Lästig, quälend oder alarmierend |
Die postzosterische Neuralgie kann infolge einer Gürtelrose, ausgelöst durch das Varizella-Zoster-Virus, auftreten. Nach der Primärinfektion (Windpocken) verbleibt das Virus in den Ganglien des Rückenmarks und der Hirnnerven und kann bei entsprechender Disposition, zum Beispiel eingeschränktem Immunsystem, höherem Alter oder Stress, reaktiviert werden. Es kommt zur Entzündung des Nervengewebes mit struktureller und biochemischer Veränderung. Die Patienten leiden an starken Schmerzen und Brennen in den vom infizierten Nervenstrang versorgten Hautgebieten, auf denen sich zumeist auch Bläschen zeigen. Man spricht von Zoster-assoziierten Schmerzen.
Das Apothekenteam sollte den Patienten vermitteln, dass die Schmerzen rechtzeitig und ausreichend behandelt werden, da sonst das Risiko für irreversible Nervenveränderungen steigt. Treten Schmerzen länger als drei Monate nach Abheilung der betroffenen Hautstellen auf, spricht man von einer postzosterischen Neuralgie (PZN), heißt es in der S2k-Leitlinie »Diagnostik und Therapie des Zoster und der Postzosterneuralgie« (Stand 2019).
Die Behandlung einer Zosterinfektion erfolgt laut Leitlinie mit den Virustatika Aciclovir, Valaciclovir, Famciclovir, Brivudin oral oder auch Aciclovir intravenös. In der Apotheke ist darauf hinzuweisen, dass die gleichzeitige Anwendung des Zytostatikums 5-Fluorouracil und des Antimykotikums Flucytosin mit Brivudin kontraindiziert ist; so wird Fluorouracil auch als Warzentherapeutikum verwendet. Begleitende nozizeptive Schmerzen werden entsprechend ihrer Stärke nach dem Stufenschema der WHO mit NSAR oder Opioiden behandelt. Die Therapie von neuropathischen Schmerzen folgt den Empfehlungen der DGN-Leitlinie.
Unter Phantomschmerzen versteht man Schmerzen in Gliedmaßen, die nicht mehr vorhanden sind. Diese Missempfindungen können auch nach einer Brustamputation, Zahnextraktion (Phantomzahnschmerz) oder nach der Exstirpation eines Auges (Phantomaugen-Syndrom) auftreten. Die Patienten beschreiben sie als brennend schmerzhaft, juckend oder kribbelnd. Stress, Angst oder Wetterveränderungen verschlechtern die variierenden Beschwerden. Je länger die Amputation zurückliegt, desto mehr lassen die Missempfindungen nach.
Beim Spiegeltraining bewegt der Patient die noch vorhandene Gliedmaße, hier den rechten Arm und die Hand. Durch den Spiegel nimmt das Gehirn die amputierte Seite wahr. / Foto: Adobe Stock/Köpenicker
Erklärt wird der Phantomschmerz durch die Umorganisation von Arealen im sensomotorischen Kortex der Gehirnrinde, in denen Berührungs- und Schmerzreize verarbeitet werden. Der Bereich, der normalerweise die Reize aus den amputierten Gliedmaßen erhält, bleibt zunächst ohne Zustrom; durch die Umorganisation sind jedoch Impulse aus Nachbarregionen nachweisbar. So kann es sein, dass der Patient ohne oder mit Berührung eines anderen Körperteils Schmerzen in den amputierten Gliedmaßen empfindet.

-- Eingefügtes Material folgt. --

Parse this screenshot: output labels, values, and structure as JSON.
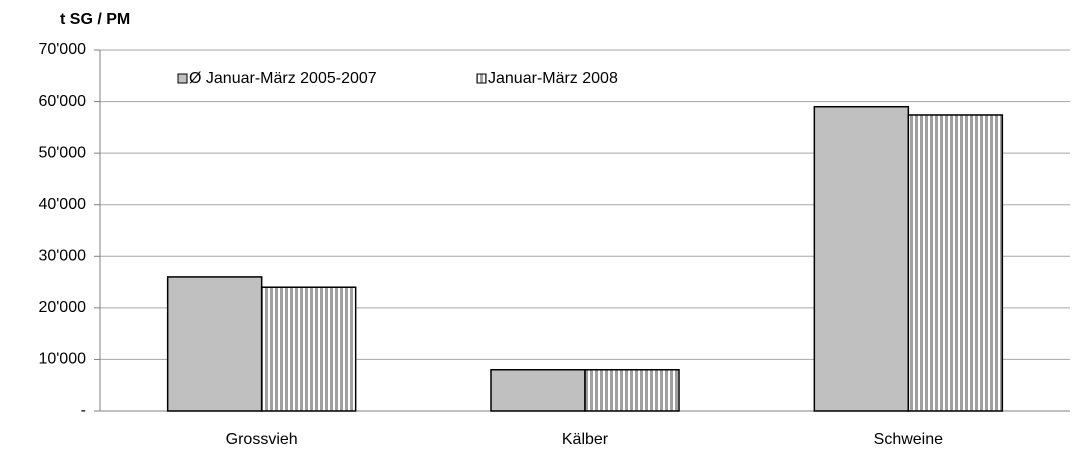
{
  "chart_data": {
    "type": "bar",
    "y_axis_label": "t SG / PM",
    "categories": [
      "Grossvieh",
      "Kälber",
      "Schweine"
    ],
    "series": [
      {
        "name": "Ø Januar-März 2005-2007",
        "color": "#c0c0c0",
        "values": [
          26000,
          8000,
          59000
        ]
      },
      {
        "name": "Januar-März 2008",
        "color": "#a0a0a0",
        "values": [
          24000,
          8000,
          57400
        ]
      }
    ],
    "ylim": [
      0,
      70000
    ],
    "yticks": [
      {
        "value": 0,
        "label": "-"
      },
      {
        "value": 10000,
        "label": "10'000"
      },
      {
        "value": 20000,
        "label": "20'000"
      },
      {
        "value": 30000,
        "label": "30'000"
      },
      {
        "value": 40000,
        "label": "40'000"
      },
      {
        "value": 50000,
        "label": "50'000"
      },
      {
        "value": 60000,
        "label": "60'000"
      },
      {
        "value": 70000,
        "label": "70'000"
      }
    ],
    "grid": true
  }
}
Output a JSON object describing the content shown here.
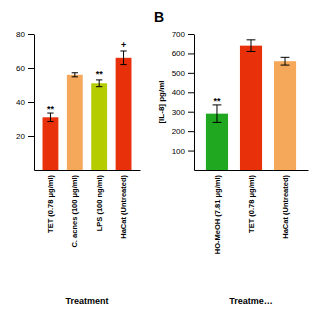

Zur Therapie werden Medikamente wie zur Behandlung neuropathischer Schmerzen eingesetzt. Früher übliche Verfahren, den Schmerz durch weitere Amputationen auszuschalten, waren wenig erfolgreich und erwiesen sich nach dem Erklärungsmodell der Umstrukturierung im Gehirn als ungeeignet. Heute versucht man, die zentrale Umorganisation wieder rückgängig zu machen. Das Tragen einer myoelektrischen Prothese reaktiviert die veränderte Hirnregion. Beim Spiegeltraining bewegt der Patient die noch vorhandene Gliedmaße, zum Beispiel den Arm. Durch den Spiegel »sieht« das Gehirn zusätzlich den amputierten Arm.